The MSCI Asia Pacific Excluding Japan Index (MXAPJ) rose 0.8 percent to 443.33 as of 6:22 p.m. in Hong Kong, with almost two shares rising for each that fell. The gauge is heading for its first weekly advance in three weeks as data on China manufacturing, U.S. jobs and housing added to signs the world’s two largest economies are on the mend.

“The manufacturing data bodes very well for 2013,” Shane Oliver, Sydney-based head of investment strategy at AMP Capital Investors Ltd., which has almost $100 billion under management, said on Bloomberg Television. “A lot of the bad news has been priced in. We’ve probably seen the bottom for the markets.”

The benchmark MSCI Asia Pacific Index that includes Japan gained 12 percent from this year’s low on June 4 through yesterday as central banks added stimulus to spur economic growth and data showed a slowdown in China may be ending. The Asian benchmark traded at 13.8 times estimated earnings on average, compared with 13.4 for the S&P 500 and 12.3 for the Stoxx Europe 600 Index.

Regional Indexes

South Korea’s Kospi Index (KOSPI) gained 0.4 percent. Hong Kong’s Hang Seng Index added 0.8 percent, while China’s Shanghai Composite Index climbed 0.6 percent. Australia’s S&P/ASX 200 Index was little changed.

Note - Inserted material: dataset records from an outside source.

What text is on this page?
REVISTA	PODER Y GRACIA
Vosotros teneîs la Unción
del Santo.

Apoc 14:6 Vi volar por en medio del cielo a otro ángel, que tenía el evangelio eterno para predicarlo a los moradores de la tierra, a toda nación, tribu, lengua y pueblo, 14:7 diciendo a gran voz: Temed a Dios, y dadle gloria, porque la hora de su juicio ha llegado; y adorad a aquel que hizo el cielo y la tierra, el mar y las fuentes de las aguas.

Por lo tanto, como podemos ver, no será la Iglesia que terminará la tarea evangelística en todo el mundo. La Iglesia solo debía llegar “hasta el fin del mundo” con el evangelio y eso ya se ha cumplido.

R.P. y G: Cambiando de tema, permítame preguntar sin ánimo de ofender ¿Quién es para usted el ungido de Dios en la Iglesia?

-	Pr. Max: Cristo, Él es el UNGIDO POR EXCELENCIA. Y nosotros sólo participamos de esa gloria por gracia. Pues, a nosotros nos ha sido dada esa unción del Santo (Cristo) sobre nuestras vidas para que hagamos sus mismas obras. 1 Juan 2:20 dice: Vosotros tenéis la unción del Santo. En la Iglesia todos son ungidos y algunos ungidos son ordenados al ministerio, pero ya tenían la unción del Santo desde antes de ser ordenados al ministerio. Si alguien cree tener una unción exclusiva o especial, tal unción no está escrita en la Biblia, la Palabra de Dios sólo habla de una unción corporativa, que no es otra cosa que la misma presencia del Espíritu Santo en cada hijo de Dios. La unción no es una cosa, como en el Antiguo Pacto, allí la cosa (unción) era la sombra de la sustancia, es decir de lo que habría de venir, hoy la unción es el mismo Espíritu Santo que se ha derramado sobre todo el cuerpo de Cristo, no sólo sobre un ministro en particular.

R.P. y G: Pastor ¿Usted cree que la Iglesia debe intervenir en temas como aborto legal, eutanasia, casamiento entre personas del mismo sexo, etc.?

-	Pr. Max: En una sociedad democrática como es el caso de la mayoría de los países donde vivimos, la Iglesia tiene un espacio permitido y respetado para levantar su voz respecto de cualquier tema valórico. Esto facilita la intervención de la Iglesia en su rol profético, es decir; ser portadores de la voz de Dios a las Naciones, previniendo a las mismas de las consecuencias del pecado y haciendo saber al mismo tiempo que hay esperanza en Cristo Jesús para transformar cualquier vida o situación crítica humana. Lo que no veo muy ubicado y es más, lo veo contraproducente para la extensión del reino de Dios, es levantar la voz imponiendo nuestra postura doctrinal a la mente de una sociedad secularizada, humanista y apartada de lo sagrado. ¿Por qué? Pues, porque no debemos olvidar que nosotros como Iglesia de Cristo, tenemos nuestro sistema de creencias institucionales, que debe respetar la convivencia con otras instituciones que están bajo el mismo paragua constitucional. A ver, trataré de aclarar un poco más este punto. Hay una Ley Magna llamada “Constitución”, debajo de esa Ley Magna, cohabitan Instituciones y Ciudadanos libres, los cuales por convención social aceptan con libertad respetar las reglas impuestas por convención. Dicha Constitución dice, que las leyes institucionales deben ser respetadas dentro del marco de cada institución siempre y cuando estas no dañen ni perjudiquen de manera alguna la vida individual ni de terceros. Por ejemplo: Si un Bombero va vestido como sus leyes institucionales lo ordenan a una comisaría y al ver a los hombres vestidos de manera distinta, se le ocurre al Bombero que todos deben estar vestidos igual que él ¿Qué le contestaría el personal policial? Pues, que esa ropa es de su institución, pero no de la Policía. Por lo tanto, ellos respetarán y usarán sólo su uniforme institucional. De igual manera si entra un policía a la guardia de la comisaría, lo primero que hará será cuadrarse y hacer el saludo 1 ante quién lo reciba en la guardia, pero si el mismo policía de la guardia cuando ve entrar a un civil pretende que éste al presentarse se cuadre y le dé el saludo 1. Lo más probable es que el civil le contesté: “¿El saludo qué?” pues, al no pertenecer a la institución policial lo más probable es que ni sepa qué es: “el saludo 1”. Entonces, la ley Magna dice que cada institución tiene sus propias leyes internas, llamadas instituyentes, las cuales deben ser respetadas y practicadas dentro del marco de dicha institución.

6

Futures on the Standard & Poor’s 500 Index rose 0.1 percent today. U.S. markets were closed yesterday for holidays as European budget talks began in Brussels. The main obstacle to unlocking international loans for Greece is a plan to reduce interest rates charged by euro-area creditors, a Greek official said.

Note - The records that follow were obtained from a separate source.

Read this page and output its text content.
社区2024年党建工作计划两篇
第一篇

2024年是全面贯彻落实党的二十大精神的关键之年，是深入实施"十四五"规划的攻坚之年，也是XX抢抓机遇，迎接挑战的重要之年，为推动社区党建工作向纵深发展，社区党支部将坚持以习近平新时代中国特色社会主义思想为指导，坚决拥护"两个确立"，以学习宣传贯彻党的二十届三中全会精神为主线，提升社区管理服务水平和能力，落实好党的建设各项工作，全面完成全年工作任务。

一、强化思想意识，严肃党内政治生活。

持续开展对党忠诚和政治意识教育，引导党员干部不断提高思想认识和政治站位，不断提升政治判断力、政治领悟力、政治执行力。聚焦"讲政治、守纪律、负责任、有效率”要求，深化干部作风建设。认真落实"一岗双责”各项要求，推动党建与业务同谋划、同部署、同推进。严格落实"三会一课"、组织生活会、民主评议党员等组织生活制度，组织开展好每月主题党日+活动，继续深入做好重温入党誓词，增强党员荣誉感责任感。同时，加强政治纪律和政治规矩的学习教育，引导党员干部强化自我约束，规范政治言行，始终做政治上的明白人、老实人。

Lynas climbed 5.5 percent to 71.2 Australian cents. Macquarie Group Ltd. raised the stock’s rating to outperform from underperform as the rare-earth producer prepares to start production at its Malaysian refinery by the first quarter of 2013.

China Rare Earth Holdings Ltd. rose 4.1 percent to HK$1.78 in Hong Kong. Inner Mongolia Baotou Steel Rare-Earth Hi-Tech Co. (600111) climbed 1.4 percent to 33.67 yuan in Shanghai. The government may provide annual subsidies of between $35 million and $40 million to the industry, the Financial Times reported, citing Chen Zhanheng, deputy secretary general of China Rare Earths Industry Association.

Samsung Rally

Shui On Land Ltd., which develops properties in mainland China, surged 7.4 percent to HK$3.63 in Hong Kong. A gauge of property companies led gains on the Hang Seng Index, increasing 1.6 percent.

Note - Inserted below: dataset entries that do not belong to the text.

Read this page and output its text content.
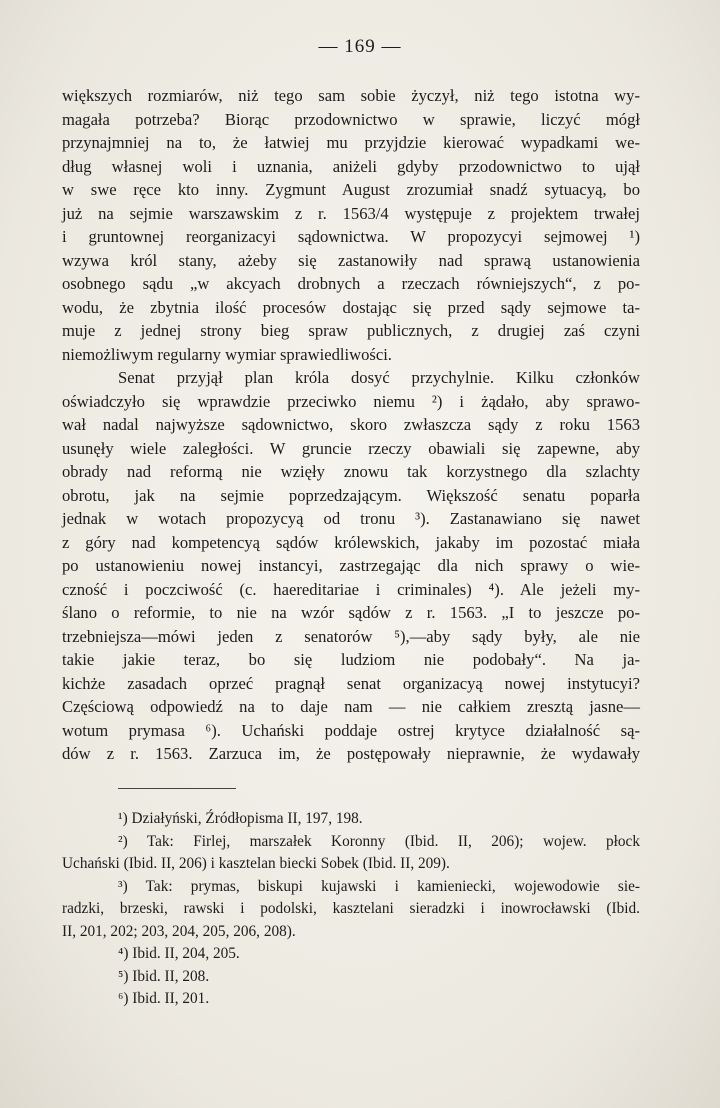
— 169 —
większych rozmiarów, niż tego sam sobie życzył, niż tego istotna wy-
magała potrzeba? Biorąc przodownictwo w sprawie, liczyć mógł
przynajmniej na to, że łatwiej mu przyjdzie kierować wypadkami we-
dług własnej woli i uznania, aniżeli gdyby przodownictwo to ujął
w swe ręce kto inny. Zygmunt August zrozumiał snadź sytuacyą, bo
już na sejmie warszawskim z r. 1563/4 występuje z projektem trwałej
i gruntownej reorganizacyi sądownictwa. W propozycyi sejmowej ¹)
wzywa król stany, ażeby się zastanowiły nad sprawą ustanowienia
osobnego sądu „w akcyach drobnych a rzeczach równiejszych“, z po-
wodu, że zbytnia ilość procesów dostając się przed sądy sejmowe ta-
muje z jednej strony bieg spraw publicznych, z drugiej zaś czyni
niemożliwym regularny wymiar sprawiedliwości.
Senat przyjął plan króla dosyć przychylnie. Kilku członków
oświadczyło się wprawdzie przeciwko niemu ²) i żądało, aby sprawo-
wał nadal najwyższe sądownictwo, skoro zwłaszcza sądy z roku 1563
usunęły wiele zaległości. W gruncie rzeczy obawiali się zapewne, aby
obrady nad reformą nie wzięły znowu tak korzystnego dla szlachty
obrotu, jak na sejmie poprzedzającym. Większość senatu poparła
jednak w wotach propozycyą od tronu ³). Zastanawiano się nawet
z góry nad kompetencyą sądów królewskich, jakaby im pozostać miała
po ustanowieniu nowej instancyi, zastrzegając dla nich sprawy o wie-
czność i poczciwość (c. haereditariae i criminales) ⁴). Ale jeżeli my-
ślano o reformie, to nie na wzór sądów z r. 1563. „I to jeszcze po-
trzebniejsza—mówi jeden z senatorów ⁵),—aby sądy były, ale nie
takie jakie teraz, bo się ludziom nie podobały“. Na ja-
kichże zasadach oprzeć pragnął senat organizacyą nowej instytucyi?
Częściową odpowiedź na to daje nam — nie całkiem zresztą jasne—
wotum prymasa ⁶). Uchański poddaje ostrej krytyce działalność są-
dów z r. 1563. Zarzuca im, że postępowały nieprawnie, że wydawały
¹) Działyński, Źródłopisma II, 197, 198.
²) Tak: Firlej, marszałek Koronny (Ibid. II, 206); wojew. płock
Uchański (Ibid. II, 206) i kasztelan biecki Sobek (Ibid. II, 209).
³) Tak: prymas, biskupi kujawski i kamieniecki, wojewodowie sie-
radzki, brzeski, rawski i podolski, kasztelani sieradzki i inowrocławski (Ibid.
II, 201, 202; 203, 204, 205, 206, 208).
⁴) Ibid. II, 204, 205.
⁵) Ibid. II, 208.
⁶) Ibid. II, 201.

Samsung Electronics Co. climbed 1.5 percent to 1.437 million won in Seoul, heading for a record close on speculation Asia’s biggest electronics maker will extend its dominance in the industry after Fitch Ratings cut Sony Corp. and Panasonic Corp.’s debt ratings to junk.

The gains propelled the market value of Samsung Electronics, based in Suwon, South Korea, t0 212 trillion won ($195 billion), making it the 15th-biggest in the world by market capitalization, according to data compiled by Bloomberg.

“Samsung will benefit from the crumbling of its Japanese rivals,” Kim Hyung Sik, a Seoul-based analyst at Taurus Investment & Securities Co., wrote in a report today. “On top of smartphone sales, Samsung is also boosting its market share with tablet computers.”

The Taiex Index (TWSE) advanced after the Taipei-based Central News Agency reported that Finance Minister Chang Sheng-ford said government-controlled funds and banks that are partially owned by the government should buy local stocks. Government-owned Bank of Taiwan has about NT$22 billion ($755 million) for stock investment, of which about NT$8 billion is invested in local shares, the report said, citing Chairman Liu Teng-cheng.

Formosa Petrochemical Corp. (6505) jumped 6 percent to NT$84.50 in Taipei, bound for the biggest gain since Sept. 14. Taiwan Semiconductor Manufacturing Corp. added 4.6 percent to NT$95.50, heading for a record high. Zhen Ding Technology Holding Ltd., which makes circuit boards, rose by the daily 7 percent limit to NT$78.